[antlr-interest] Lexical hacks ... again.

Sun Feb 27 11:40:35 PST 2011

On 02/27/2011 09:40 AM, g4 at novadsp.com wrote:
> Right. ANTLR != PCCTS. Wow.

Well, er, ah, it was at one time.  PCCTS antlr was ANTLR v1.
I did my first project using it.  I even got to submit a bug fix for its
look-ahead stuff that I needed for my project (in one of the MR releases
long after Ter had moved on to ANTLR v2).

> I've written a modest utility to transform CoCo/R grammar specs to ANTLR 
> 3. CoCo/R allows syntactic predicates (for LL(1) disambiguation) to be 
> embedded as 'IF' '(' anything ')'. Not wanting to parse all the code 
> I've dealt with this by having the lexer eat all content after spotting 
> the 'IF'.
> 
> Question is this: Is there any way to embed a 'sub-lexer' at this point? 
> i.e. grab the input stream and point it at a lexer for C#/C code?

Sounds like you should treat them similar to the way you would treat a
comment.  Have the lexer consume all the text and either write it to a
separate stream or a single token in a separate stream.  Then you could
deal with that text however you wish (like in a separate lexer
instantiation).  Sorry, I'm thinking off the top of my head, no
implementation details.

> I don't need to evaluate the expression itself but storing lexical 
> tokens rather than characters would be a plus in later stages of analysis.

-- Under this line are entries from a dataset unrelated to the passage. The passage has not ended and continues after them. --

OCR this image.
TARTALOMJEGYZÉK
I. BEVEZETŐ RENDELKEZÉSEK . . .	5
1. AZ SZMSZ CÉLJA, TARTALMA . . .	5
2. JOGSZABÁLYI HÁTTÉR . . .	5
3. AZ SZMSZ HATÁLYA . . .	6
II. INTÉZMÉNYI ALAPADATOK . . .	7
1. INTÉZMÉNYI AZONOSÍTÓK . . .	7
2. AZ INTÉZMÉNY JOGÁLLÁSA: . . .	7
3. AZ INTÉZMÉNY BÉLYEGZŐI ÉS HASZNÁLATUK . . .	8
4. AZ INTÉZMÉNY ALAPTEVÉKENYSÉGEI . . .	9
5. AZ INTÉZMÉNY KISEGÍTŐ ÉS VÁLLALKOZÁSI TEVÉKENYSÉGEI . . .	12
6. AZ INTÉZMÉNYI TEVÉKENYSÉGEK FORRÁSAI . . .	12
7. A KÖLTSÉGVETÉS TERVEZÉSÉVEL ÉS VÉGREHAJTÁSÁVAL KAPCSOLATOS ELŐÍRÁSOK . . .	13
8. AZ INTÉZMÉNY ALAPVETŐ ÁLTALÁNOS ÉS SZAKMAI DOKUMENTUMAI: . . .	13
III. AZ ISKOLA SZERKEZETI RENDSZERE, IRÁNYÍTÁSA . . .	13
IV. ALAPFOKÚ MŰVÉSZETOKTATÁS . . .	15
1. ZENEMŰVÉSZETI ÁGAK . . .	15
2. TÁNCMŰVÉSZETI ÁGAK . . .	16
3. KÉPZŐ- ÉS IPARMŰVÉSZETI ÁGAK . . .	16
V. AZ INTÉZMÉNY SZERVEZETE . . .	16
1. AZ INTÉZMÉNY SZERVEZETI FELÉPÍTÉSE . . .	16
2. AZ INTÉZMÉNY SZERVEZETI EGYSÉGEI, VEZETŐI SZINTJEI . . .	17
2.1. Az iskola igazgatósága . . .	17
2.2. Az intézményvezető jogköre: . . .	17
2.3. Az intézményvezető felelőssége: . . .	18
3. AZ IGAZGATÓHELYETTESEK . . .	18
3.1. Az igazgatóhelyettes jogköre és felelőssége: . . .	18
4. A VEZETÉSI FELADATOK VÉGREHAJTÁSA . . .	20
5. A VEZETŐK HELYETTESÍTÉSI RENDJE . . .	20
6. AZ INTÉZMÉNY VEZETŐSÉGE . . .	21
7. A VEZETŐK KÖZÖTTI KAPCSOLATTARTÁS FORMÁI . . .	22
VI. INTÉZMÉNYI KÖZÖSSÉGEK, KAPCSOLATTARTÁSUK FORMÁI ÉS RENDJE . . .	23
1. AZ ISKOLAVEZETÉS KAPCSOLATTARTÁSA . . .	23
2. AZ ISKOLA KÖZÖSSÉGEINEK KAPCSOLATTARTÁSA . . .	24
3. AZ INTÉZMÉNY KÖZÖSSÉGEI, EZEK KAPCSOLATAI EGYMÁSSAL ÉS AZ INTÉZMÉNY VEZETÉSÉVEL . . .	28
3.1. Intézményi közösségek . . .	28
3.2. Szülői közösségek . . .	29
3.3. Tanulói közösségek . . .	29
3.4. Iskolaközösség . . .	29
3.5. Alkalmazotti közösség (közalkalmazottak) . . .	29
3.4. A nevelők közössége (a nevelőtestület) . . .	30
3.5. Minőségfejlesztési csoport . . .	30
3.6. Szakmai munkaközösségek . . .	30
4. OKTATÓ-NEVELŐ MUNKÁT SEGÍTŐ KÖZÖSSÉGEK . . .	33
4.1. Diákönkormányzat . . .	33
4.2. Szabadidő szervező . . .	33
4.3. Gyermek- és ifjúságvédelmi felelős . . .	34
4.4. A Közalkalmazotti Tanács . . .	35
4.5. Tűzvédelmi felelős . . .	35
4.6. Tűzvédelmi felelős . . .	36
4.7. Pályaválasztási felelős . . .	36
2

Especially if you could feed them to the same parser at some future
point....

Ter talked about multiple token streams (channels?) in ANTLR v2.  I've
never used them myself.  I'm not sure what support there is for them in v3.

> Thx++
> 
> Jerry.

-- 
Kevin J. Cummings
kjchome at verizon.net
cummings at kjchome.homeip.net
cummings at kjc386.framingham.ma.us
Registered Linux User #1232 (http://counter.li.org)